The Ministry of Social Affairs had previously deployed 30,000 Family Hope Programme (PKH) field officers to conduct ground-level verification of the 11 million BPJS PBI-JK segment participants who were deactivated.
The Ministry's PKH officers are carrying out verification alongside Central Statistics Agency (BPS) personnel and statistical partners, with a target of completing the process within three months so that data updates can be synchronised in real time.
The Ministry affirmed that PBI-JK reactivation services operate 24 hours a day, seven days a week. Complete and compliant applications can be processed within one day, whilst requests with discrepancies in population data or unclear documentation will be rejected until rectified.
The reactivation mechanism for PBI-JK recipients follows a seven-step process. First, PBI-JK participants whose status is inactive when seeking medical treatment may request a medical referral letter from a hospital or healthcare facility in their area.
Second, PBI-JK participants report to the Social Services Office or village/sub-district office for reactivation.
Third, Social Services or village/sub-district officers promptly verify the participant's data. Fourth, the Social Services Office or village/sub-district office issues a reactivation certificate and enters the data through the SIKS NG application (reactivation sub-menu).

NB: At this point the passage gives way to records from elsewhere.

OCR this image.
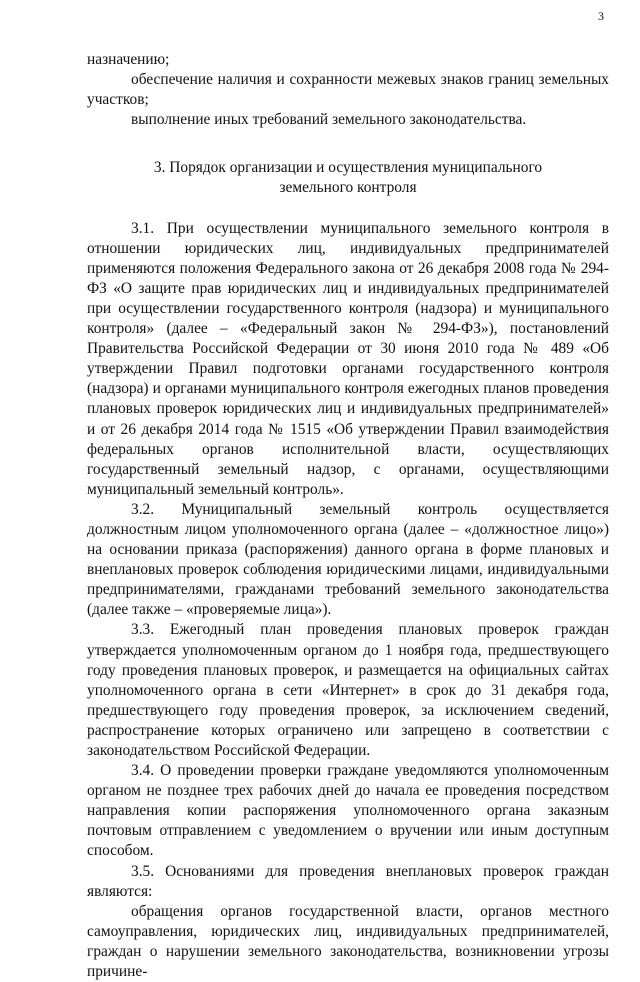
3

назначению;

обеспечение наличия и сохранности межевых знаков границ земельных участков;

выполнение иных требований земельного законодательства.

3. Порядок организации и осуществления муниципального земельного контроля

3.1. При осуществлении муниципального земельного контроля в отношении юридических лиц, индивидуальных предпринимателей применяются положения Федерального закона от 26 декабря 2008 года № 294-ФЗ «О защите прав юридических лиц и индивидуальных предпринимателей при осуществлении государственного контроля (надзора) и муниципального контроля» (далее – «Федеральный закон № 294-ФЗ»), постановлений Правительства Российской Федерации от 30 июня 2010 года № 489 «Об утверждении Правил подготовки органами государственного контроля (надзора) и органами муниципального контроля ежегодных планов проведения плановых проверок юридических лиц и индивидуальных предпринимателей» и от 26 декабря 2014 года № 1515 «Об утверждении Правил взаимодействия федеральных органов исполнительной власти, осуществляющих государственный земельный надзор, с органами, осуществляющими муниципальный земельный контроль».

3.2. Муниципальный земельный контроль осуществляется должностным лицом уполномоченного органа (далее – «должностное лицо») на основании приказа (распоряжения) данного органа в форме плановых и внеплановых проверок соблюдения юридическими лицами, индивидуальными предпринимателями, гражданами требований земельного законодательства (далее также – «проверяемые лица»).

3.3. Ежегодный план проведения плановых проверок граждан утверждается уполномоченным органом до 1 ноября года, предшествующего году проведения плановых проверок, и размещается на официальных сайтах уполномоченного органа в сети «Интернет» в срок до 31 декабря года, предшествующего году проведения проверок, за исключением сведений, распространение которых ограничено или запрещено в соответствии с законодательством Российской Федерации.

3.4. О проведении проверки граждане уведомляются уполномоченным органом не позднее трех рабочих дней до начала ее проведения посредством направления копии распоряжения уполномоченного органа заказным почтовым отправлением с уведомлением о вручении или иным доступным способом.

3.5. Основаниями для проведения внеплановых проверок граждан являются:

обращения органов государственной власти, органов местного самоуправления, юридических лиц, индивидуальных предпринимателей, граждан о нарушении земельного законодательства, возникновении угрозы причине-
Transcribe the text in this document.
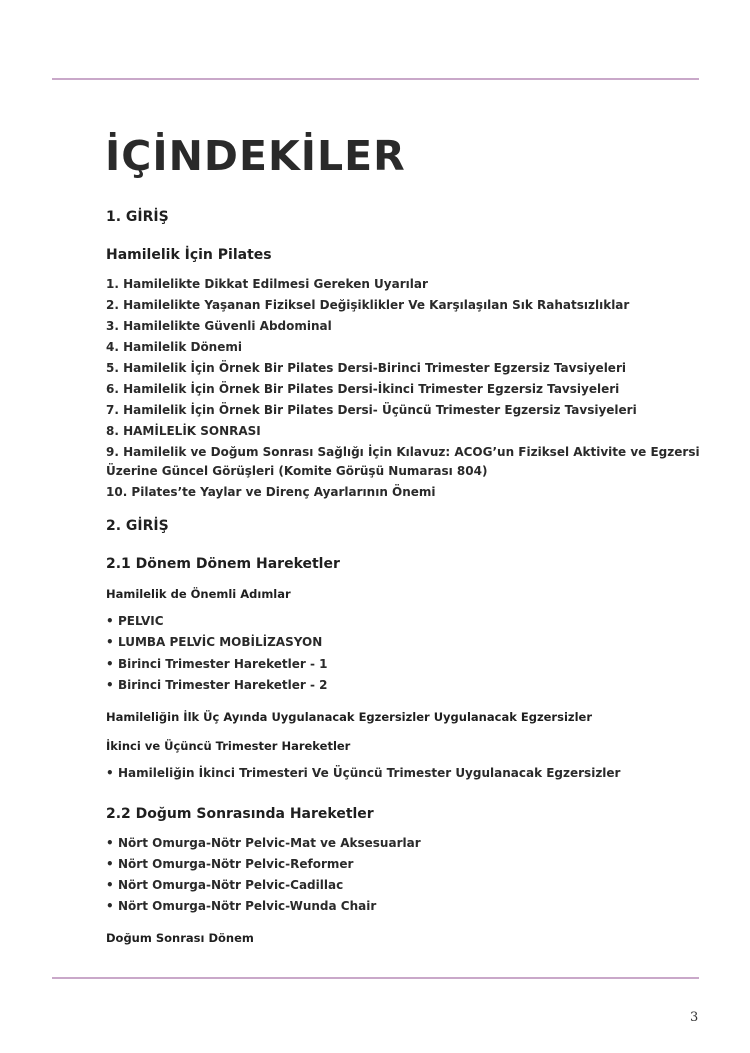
İÇİNDEKİLER
1. GİRİŞ
Hamilelik İçin Pilates
1. Hamilelikte Dikkat Edilmesi Gereken Uyarılar
2. Hamilelikte Yaşanan Fiziksel Değişiklikler Ve Karşılaşılan Sık Rahatsızlıklar
3. Hamilelikte Güvenli Abdominal
4. Hamilelik Dönemi
5. Hamilelik İçin Örnek Bir Pilates Dersi-Birinci Trimester Egzersiz Tavsiyeleri
6. Hamilelik İçin Örnek Bir Pilates Dersi-İkinci Trimester Egzersiz Tavsiyeleri
7. Hamilelik İçin Örnek Bir Pilates Dersi- Üçüncü Trimester Egzersiz Tavsiyeleri
8. HAMİLELİK SONRASI
9. Hamilelik ve Doğum Sonrası Sağlığı İçin Kılavuz: ACOG’un Fiziksel Aktivite ve Egzersi
Üzerine Güncel Görüşleri (Komite Görüşü Numarası 804)
10. Pilates’te Yaylar ve Direnç Ayarlarının Önemi
2. GİRİŞ
2.1 Dönem Dönem Hareketler
Hamilelik de Önemli Adımlar
• PELVIC
• LUMBA PELVİC MOBİLİZASYON
• Birinci Trimester Hareketler - 1
• Birinci Trimester Hareketler - 2
Hamileliğin İlk Üç Ayında Uygulanacak Egzersizler Uygulanacak Egzersizler
İkinci ve Üçüncü Trimester Hareketler
• Hamileliğin İkinci Trimesteri Ve Üçüncü Trimester Uygulanacak Egzersizler
2.2 Doğum Sonrasında Hareketler
• Nört Omurga-Nötr Pelvic-Mat ve Aksesuarlar
• Nört Omurga-Nötr Pelvic-Reformer
• Nört Omurga-Nötr Pelvic-Cadillac
• Nört Omurga-Nötr Pelvic-Wunda Chair
Doğum Sonrası Dönem
3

Fifth, Ministry of Social Affairs officers verify the reactivation request documents (reactivation data from villages/sub-districts must first be verified by Social Services Office verifiers).
Sixth, documents that have been verified and approved by the Ministry are forwarded to BPJS Kesehatan for further verification. Seventh, once BPJS Kesehatan has approved the reactivation request, it will restore the participant's active membership.